ABSTRACT

Many teachers were suspicious of government intentions for the reform, and yet valued moral education to foster healthy, prosocial attitudes, good relationships, cooperative and collaborative practices, service, perseverance, and identification with the local area, with the ultimate goal of living better alongside others. Most teachers met calls for content change with pragmatism, utilizing textbooks to the extent that they did not conflict with strongly held beliefs, and seeking means to achieve policy requirements in the least painful way. They were supported by moral education enthusiasts who invested time toward standardizing new teaching approaches and surface objectives that followed the aims of practitioner literature. Similar practices appeared in multiple schools in each municipality, and in regions separated by great distance, which is difficult to explain as purely local actions amongst colleagues in each school.
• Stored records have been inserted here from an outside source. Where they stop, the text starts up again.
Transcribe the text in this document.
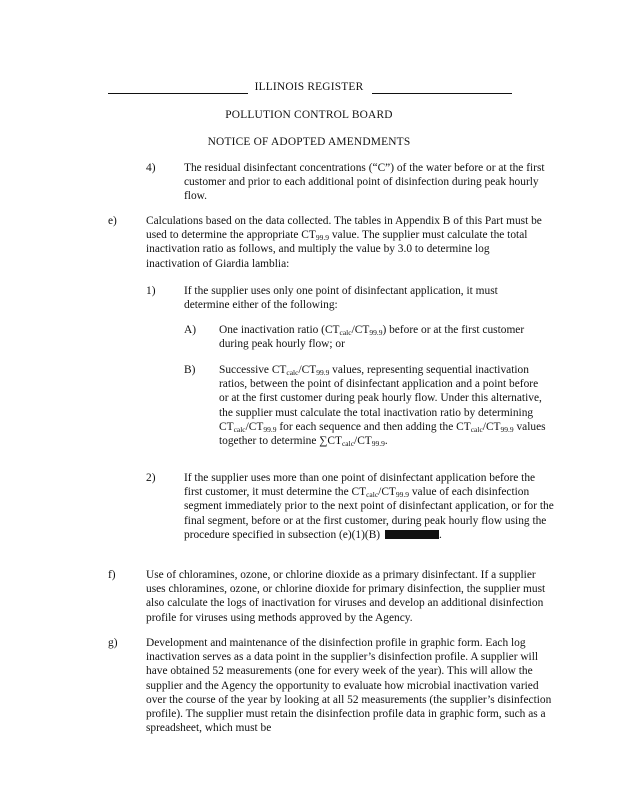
ILLINOIS REGISTER
POLLUTION CONTROL BOARD
NOTICE OF ADOPTED AMENDMENTS
4)	The residual disinfectant concentrations (“C”) of the water before or at the first customer and prior to each additional point of disinfection during peak hourly flow.
e)	Calculations based on the data collected. The tables in Appendix B of this Part must be used to determine the appropriate $CT_{99.9}$ value. The supplier must calculate the total inactivation ratio as follows, and multiply the value by 3.0 to determine log inactivation of Giardia lamblia:
1)	If the supplier uses only one point of disinfectant application, it must determine either of the following:
A) One inactivation ratio $(CT_{calc}/CT_{99.9})$ before or at the first customer during peak hourly flow; or
B) Successive $CT_{calc}/CT_{99.9}$ values, representing sequential inactivation ratios, between the point of disinfectant application and a point before or at the first customer during peak hourly flow. Under this alternative, the supplier must calculate the total inactivation ratio by determining $CT_{calc}/CT_{99.9}$ for each sequence and then adding the $CT_{calc}/CT_{99.9}$ values together to determine $\sum CT_{calc}/CT_{99.9}$.
2)	If the supplier uses more than one point of disinfectant application before the first customer, it must determine the $CT_{calc}/CT_{99.9}$ value of each disinfection segment immediately prior to the next point of disinfectant application, or for the final segment, before or at the first customer, during peak hourly flow using the procedure specified in subsection (e)(1)(B)	.
f)	Use of chloramines, ozone, or chlorine dioxide as a primary disinfectant. If a supplier uses chloramines, ozone, or chlorine dioxide for primary disinfection, the supplier must also calculate the logs of inactivation for viruses and develop an additional disinfection profile for viruses using methods approved by the Agency.
g)	Development and maintenance of the disinfection profile in graphic form. Each log inactivation serves as a data point in the supplier’s disinfection profile. A supplier will have obtained 52 measurements (one for every week of the year). This will allow the supplier and the Agency the opportunity to evaluate how microbial inactivation varied over the course of the year by looking at all 52 measurements (the supplier’s disinfection profile). The supplier must retain the disinfection profile data in graphic form, such as a spreadsheet, which must be
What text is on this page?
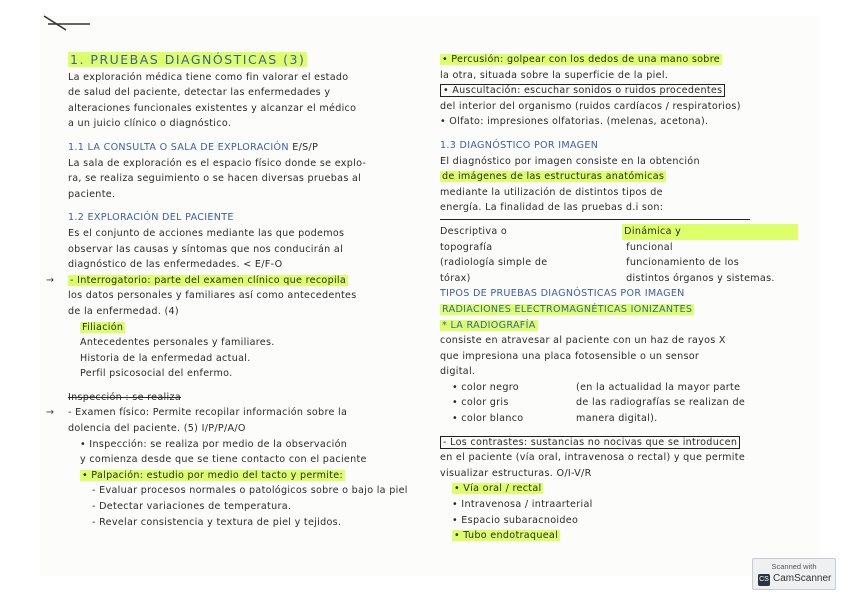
1. PRUEBAS DIAGNÓSTICAS (3)
La exploración médica tiene como fin valorar el estado
de salud del paciente, detectar las enfermedades y
alteraciones funcionales existentes y alcanzar el médico
a un juicio clínico o diagnóstico.
1.1 LA CONSULTA O SALA DE EXPLORACIÓN E/S/P
La sala de exploración es el espacio físico donde se explo-
ra, se realiza seguimiento o se hacen diversas pruebas al
paciente.
1.2 EXPLORACIÓN DEL PACIENTE
Es el conjunto de acciones mediante las que podemos
observar las causas y síntomas que nos conducirán al
diagnóstico de las enfermedades. < E/F-O
→ - Interrogatorio: parte del examen clínico que recopila
los datos personales y familiares así como antecedentes
de la enfermedad. (4)
Filiación
Antecedentes personales y familiares.
Historia de la enfermedad actual.
Perfil psicosocial del enfermo.
Inspección : se realiza
→ - Examen físico: Permite recopilar información sobre la
dolencia del paciente. (5) I/P/P/A/O
• Inspección: se realiza por medio de la observación
y comienza desde que se tiene contacto con el paciente
• Palpación: estudio por medio del tacto y permite:
- Evaluar procesos normales o patológicos sobre o bajo la piel
- Detectar variaciones de temperatura.
- Revelar consistencia y textura de piel y tejidos.
• Percusión: golpear con los dedos de una mano sobre
la otra, situada sobre la superficie de la piel.
• Auscultación: escuchar sonidos o ruidos procedentes
del interior del organismo (ruidos cardíacos / respiratorios)
• Olfato: impresiones olfatorias. (melenas, acetona).
1.3 DIAGNÓSTICO POR IMAGEN
El diagnóstico por imagen consiste en la obtención
de imágenes de las estructuras anatómicas
mediante la utilización de distintos tipos de
energía. La finalidad de las pruebas d.i son:
Descriptiva o	Dinámica y
topografía	funcional
(radiología simple de	funcionamiento de los
tórax)	distintos órganos y sistemas.
TIPOS DE PRUEBAS DIAGNÓSTICAS POR IMAGEN
RADIACIONES ELECTROMAGNÉTICAS IONIZANTES
* LA RADIOGRAFÍA
consiste en atravesar al paciente con un haz de rayos X
que impresiona una placa fotosensible o un sensor
digital.
• color negro	(en la actualidad la mayor parte
• color gris	de las radiografías se realizan de
• color blanco	manera digital).
- Los contrastes: sustancias no nocivas que se introducen
en el paciente (vía oral, intravenosa o rectal) y que permite
visualizar estructuras. O/I-V/R
• Vía oral / rectal
• Intravenosa / intraarterial
• Espacio subaracnoideo
• Tubo endotraqueal
Scanned with
CS CamScanner
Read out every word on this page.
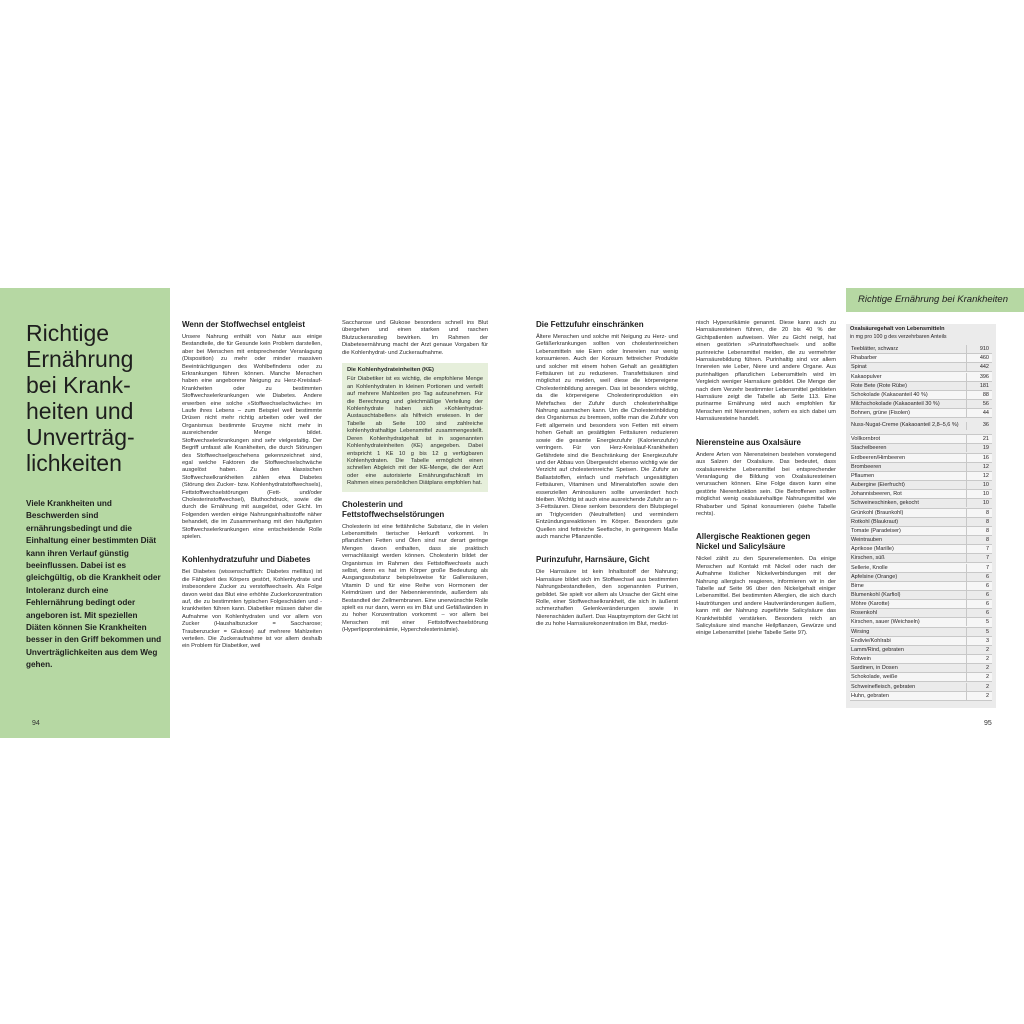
Richtige
Ernährung
bei Krank-
heiten und
Unverträg-
lichkeiten

Viele Krankheiten und Beschwerden sind ernährungsbedingt und die Einhaltung einer bestimmten Diät kann ihren Verlauf günstig beeinflussen. Dabei ist es gleichgültig, ob die Krankheit oder Intoleranz durch eine Fehlernährung bedingt oder angeboren ist. Mit speziellen Diäten können Sie Krankheiten besser in den Griff bekommen und Unverträglichkeiten aus dem Weg gehen.

94
Wenn der Stoffwechsel entgleist

Unsere Nahrung enthält von Natur aus einige Bestandteile, die für Gesunde kein Problem darstellen, aber bei Menschen mit entsprechender Veranlagung (Disposition) zu mehr oder minder massiven Beeinträchtigungen des Wohlbefindens oder zu Erkrankungen führen können. Manche Menschen haben eine angeborene Neigung zu Herz-Kreislauf-Krankheiten oder zu bestimmten Stoffwechselerkrankungen wie Diabetes. Andere erwerben eine solche »Stoffwechselschwäche« im Laufe ihres Lebens – zum Beispiel weil bestimmte Drüsen nicht mehr richtig arbeiten oder weil der Organismus bestimmte Enzyme nicht mehr in ausreichender Menge bildet. Stoffwechselerkrankungen sind sehr vielgestaltig. Der Begriff umfasst alle Krankheiten, die durch Störungen des Stoffwechselgeschehens gekennzeichnet sind, egal welche Faktoren die Stoffwechselschwäche ausgelöst haben. Zu den klassischen Stoffwechselkrankheiten zählen etwa Diabetes (Störung des Zucker- bzw. Kohlenhydratstoffwechsels), Fettstoffwechselstörungen (Fett- und/oder Cholesterinstoffwechsel), Bluthochdruck, sowie die durch die Ernährung mit ausgelöst, oder Gicht. Im Folgenden werden einige Nahrungsinhaltsstoffe näher behandelt, die im Zusammenhang mit den häufigsten Stoffwechselerkrankungen eine entscheidende Rolle spielen.

Kohlenhydratzufuhr und Diabetes

Bei Diabetes (wissenschaftlich: Diabetes mellitus) ist die Fähigkeit des Körpers gestört, Kohlenhydrate und insbesondere Zucker zu verstoffwechseln. Als Folge davon weist das Blut eine erhöhte Zuckerkonzentration auf, die zu bestimmten typischen Folgeschäden und -krankheiten führen kann. Diabetiker müssen daher die Aufnahme von Kohlenhydraten und vor allem von Zucker (Haushaltszucker = Saccharose; Traubenzucker = Glukose) auf mehrere Mahlzeiten verteilen. Die Zuckeraufnahme ist vor allem deshalb ein Problem für Diabetiker, weil

Saccharose und Glukose besonders schnell ins Blut übergehen und einen starken und raschen Blutzuckeranstieg bewirken. Im Rahmen der Diabetesernährung macht der Arzt genaue Vorgaben für die Kohlenhydrat- und Zuckeraufnahme.

Die Kohlenhydrateinheiten (KE)

Für Diabetiker ist es wichtig, die empfohlene Menge an Kohlenhydraten in kleinen Portionen und verteilt auf mehrere Mahlzeiten pro Tag aufzunehmen. Für die Berechnung und gleichmäßige Verteilung der Kohlenhydrate haben sich »Kohlenhydrat-Austauschtabellen« als hilfreich erwiesen. In der Tabelle ab Seite 100 sind zahlreiche kohlenhydrathaltige Lebensmittel zusammengestellt. Deren Kohlenhydratgehalt ist in sogenannten Kohlenhydrateinheiten (KE) angegeben. Dabei entspricht 1 KE 10 g bis 12 g verfügbaren Kohlenhydraten. Die Tabelle ermöglicht einen schnellen Abgleich mit der KE-Menge, die der Arzt oder eine autorisierte Ernährungsfachkraft im Rahmen eines persönlichen Diätplans empfohlen hat.

Cholesterin und Fettstoffwechselstörungen

Cholesterin ist eine fettähnliche Substanz, die in vielen Lebensmitteln tierischer Herkunft vorkommt. In pflanzlichen Fetten und Ölen sind nur derart geringe Mengen davon enthalten, dass sie praktisch vernachlässigt werden können. Cholesterin bildet der Organismus im Rahmen des Fettstoffwechsels auch selbst, denn es hat im Körper große Bedeutung als Ausgangssubstanz beispielsweise für Gallensäuren, Vitamin D und für eine Reihe von Hormonen der Keimdrüsen und der Nebennierenrinde, außerdem als Bestandteil der Zellmembranen. Eine unerwünschte Rolle spielt es nur dann, wenn es im Blut und Gefäßwänden in zu hoher Konzentration vorkommt – vor allem bei Menschen mit einer Fettstoffwechselstörung (Hyperlipoproteinämie, Hypercholesterinämie).

Die Fettzufuhr einschränken

Ältere Menschen und solche mit Neigung zu Herz- und Gefäßerkrankungen sollten von cholesterinreichen Lebensmitteln wie Eiern oder Innereien nur wenig konsumieren. Auch der Konsum fettreicher Produkte und solcher mit einem hohen Gehalt an gesättigten Fettsäuren ist zu reduzieren. Transfettsäuren sind möglichst zu meiden, weil diese die körpereigene Cholesterinbildung anregen. Das ist besonders wichtig, da die körpereigene Cholesterinproduktion ein Mehrfaches der Zufuhr durch cholesterinhaltige Nahrung ausmachen kann. Um die Cholesterinbildung des Organismus zu bremsen, sollte man die Zufuhr von Fett allgemein und besonders von Fetten mit einem hohen Gehalt an gesättigten Fettsäuren reduzieren sowie die gesamte Energiezufuhr (Kalorienzufuhr) verringern. Für von Herz-Kreislauf-Krankheiten Gefährdete sind die Beschränkung der Energiezufuhr und der Abbau von Übergewicht ebenso wichtig wie der Verzicht auf cholesterinreiche Speisen. Die Zufuhr an Ballaststoffen, einfach und mehrfach ungesättigten Fettsäuren, Vitaminen und Mineralstoffen sowie den essenziellen Aminosäuren sollte unverändert hoch bleiben. Wichtig ist auch eine ausreichende Zufuhr an n-3-Fettsäuren. Diese senken besonders den Blutspiegel an Triglyceriden (Neutralfetten) und vermindern Entzündungsreaktionen im Körper. Besonders gute Quellen sind fettreiche Seefische, in geringerem Maße auch manche Pflanzenöle.

Purinzufuhr, Harnsäure, Gicht

Die Harnsäure ist kein Inhaltsstoff der Nahrung; Harnsäure bildet sich im Stoffwechsel aus bestimmten Nahrungsbestandteilen, den sogenannten Purinen, gebildet. Sie spielt vor allem als Ursache der Gicht eine Rolle, einer Stoffwechselkrankheit, die sich in äußerst schmerzhaften Gelenkveränderungen sowie in Nierenschäden äußert. Das Hauptsymptom der Gicht ist die zu hohe Harnsäurekonzentration im Blut, medizi-

nisch Hyperurikämie genannt. Diese kann auch zu Harnsäuresteinen führen, die 20 bis 40 % der Gichtpatienten aufweisen. Wer zu Gicht neigt, hat einen gestörten »Purinstoffwechsel« und sollte purinreiche Lebensmittel meiden, die zu vermehrter Harnsäurebildung führen. Purinhaltig sind vor allem Innereien wie Leber, Niere und andere Organe. Aus purinhaltigen pflanzlichen Lebensmitteln wird im Vergleich weniger Harnsäure gebildet. Die Menge der nach dem Verzehr bestimmter Lebensmittel gebildeten Harnsäure zeigt die Tabelle ab Seite 113. Eine purinarme Ernährung wird auch empfohlen für Menschen mit Nierensteinen, sofern es sich dabei um Harnsäuresteine handelt.

Nierensteine aus Oxalsäure

Andere Arten von Nierensteinen bestehen vorwiegend aus Salzen der Oxalsäure. Das bedeutet, dass oxalsäurereiche Lebensmittel bei entsprechender Veranlagung die Bildung von Oxalsäuresteinen verursachen können. Eine Folge davon kann eine gestörte Nierenfunktion sein. Die Betroffenen sollten möglichst wenig oxalsäurehaltige Nahrungsmittel wie Rhabarber und Spinat konsumieren (siehe Tabelle rechts).

Allergische Reaktionen gegen Nickel und Salicylsäure

Nickel zählt zu den Spurenelementen. Da einige Menschen auf Kontakt mit Nickel oder nach der Aufnahme löslicher Nickelverbindungen mit der Nahrung allergisch reagieren, informieren wir in der Tabelle auf Seite 96 über den Nickelgehalt einiger Lebensmittel. Bei bestimmten Allergien, die sich durch Hautrötungen und andere Hautveränderungen äußern, kann mit der Nahrung zugeführte Salicylsäure das Krankheitsbild verstärken. Besonders reich an Salicylsäure sind manche Heilpflanzen, Gewürze und einige Lebensmittel (siehe Tabelle Seite 97).

Richtige Ernährung bei Krankheiten
Oxalsäuregehalt von Lebensmitteln
in mg pro 100 g des verzehrbaren Anteils
Teeblätter, schwarz	910
Rhabarber	460
Spinat	442
Kakaopulver	396
Rote Bete (Rote Rübe)	181
Schokolade (Kakaoanteil 40 %)	88
Milchschokolade (Kakaoanteil 30 %)	56
Bohnen, grüne (Fisolen)	44
Nuss-Nugat-Creme (Kakaoanteil 2,8–5,6 %)	36
Vollkornbrot	21
Stachelbeeren	19
Erdbeeren/Himbeeren	16
Brombeeren	12
Pflaumen	12
Aubergine (Eierfrucht)	10
Johannisbeeren, Rot	10
Schweineschinken, gekocht	10
Grünkohl (Braunkohl)	8
Rotkohl (Blaukraut)	8
Tomate (Paradeiser)	8
Weintrauben	8
Aprikose (Marille)	7
Kirschen, süß	7
Sellerie, Knolle	7
Apfelsine (Orange)	6
Birne	6
Blumenkohl (Karfiol)	6
Möhre (Karotte)	6
Rosenkohl	6
Kirschen, sauer (Weichseln)	5
Wirsing	5
Endivie/Kohlrabi	3
Lamm/Rind, gebraten	2
Rotwein	2
Sardinen, in Dosen	2
Schokolade, weiße	2
Schweinefleisch, gebraten	2
Huhn, gebraten	2
95
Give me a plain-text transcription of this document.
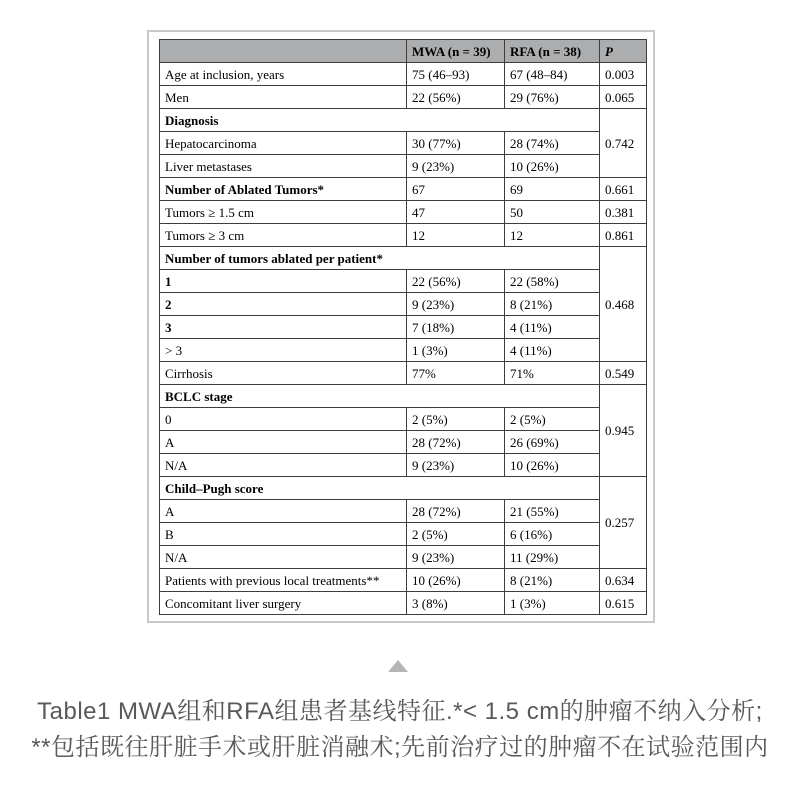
	MWA (n = 39)	RFA (n = 38)	P
Age at inclusion, years	75 (46–93)	67 (48–84)	0.003
Men	22 (56%)	29 (76%)	0.065
Diagnosis			0.742
Hepatocarcinoma	30 (77%)	28 (74%)	
Liver metastases	9 (23%)	10 (26%)	
Number of Ablated Tumors*	67	69	0.661
Tumors ≥ 1.5 cm	47	50	0.381
Tumors ≥ 3 cm	12	12	0.861
Number of tumors ablated per patient*			0.468
1	22 (56%)	22 (58%)	
2	9 (23%)	8 (21%)	
3	7 (18%)	4 (11%)	
> 3	1 (3%)	4 (11%)	
Cirrhosis	77%	71%	0.549
BCLC stage			0.945
0	2 (5%)	2 (5%)	
A	28 (72%)	26 (69%)	
N/A	9 (23%)	10 (26%)	
Child–Pugh score			0.257
A	28 (72%)	21 (55%)	
B	2 (5%)	6 (16%)	
N/A	9 (23%)	11 (29%)	
Patients with previous local treatments**	10 (26%)	8 (21%)	0.634
Concomitant liver surgery	3 (8%)	1 (3%)	0.615
Table1 MWA组和RFA组患者基线特征.*< 1.5 cm的肿瘤不纳入分析;
**包括既往肝脏手术或肝脏消融术;先前治疗过的肿瘤不在试验范围内
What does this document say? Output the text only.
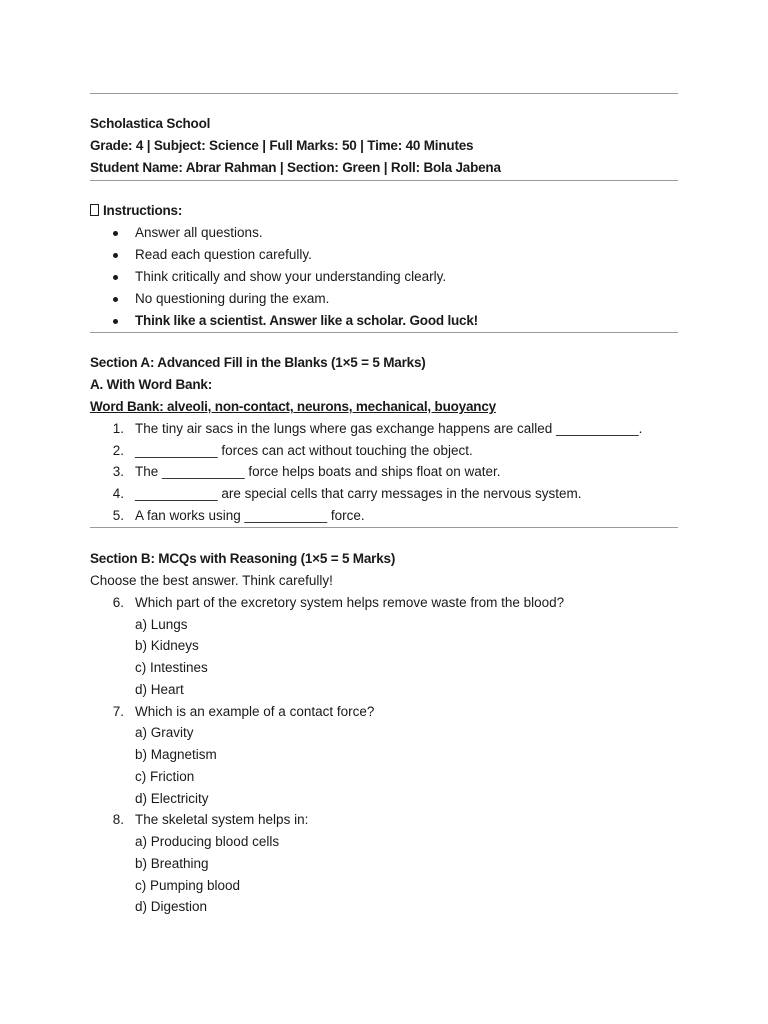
Scholastica School
Grade: 4 | Subject: Science | Full Marks: 50 | Time: 40 Minutes
Student Name: Abrar Rahman | Section: Green | Roll: Bola Jabena
Instructions:
Answer all questions.
Read each question carefully.
Think critically and show your understanding clearly.
No questioning during the exam.
Think like a scientist. Answer like a scholar. Good luck!
Section A: Advanced Fill in the Blanks (1×5 = 5 Marks)
A. With Word Bank:
Word Bank: alveoli, non-contact, neurons, mechanical, buoyancy
1. The tiny air sacs in the lungs where gas exchange happens are called ___________.
2. ___________ forces can act without touching the object.
3. The ___________ force helps boats and ships float on water.
4. ___________ are special cells that carry messages in the nervous system.
5. A fan works using ___________ force.
Section B: MCQs with Reasoning (1×5 = 5 Marks)
Choose the best answer. Think carefully!
6. Which part of the excretory system helps remove waste from the blood?
a) Lungs
b) Kidneys
c) Intestines
d) Heart
7. Which is an example of a contact force?
a) Gravity
b) Magnetism
c) Friction
d) Electricity
8. The skeletal system helps in:
a) Producing blood cells
b) Breathing
c) Pumping blood
d) Digestion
This chapter looks at ‘other moments of policy enactment’ that intersected the fieldwork schools during the period of this study to question what happens between state policy and school practice. It examines the micro-processes through which new lesson models and pedagogies entered the school and how they were shared and disseminated, in order to better theorize interactions between the overlapping roles of expert practitioners, school administrators, local enthusiasts, and classroom teachers. The analysis reveals the work of expert practitioners with experience in a range of positions in and near school administration who promote innovation in practice, in reference to policy, through national and regional networks at the boundary of the school. As their practices make sense to teachers, they simultaneously make sense for teachers, and translate policy into practice.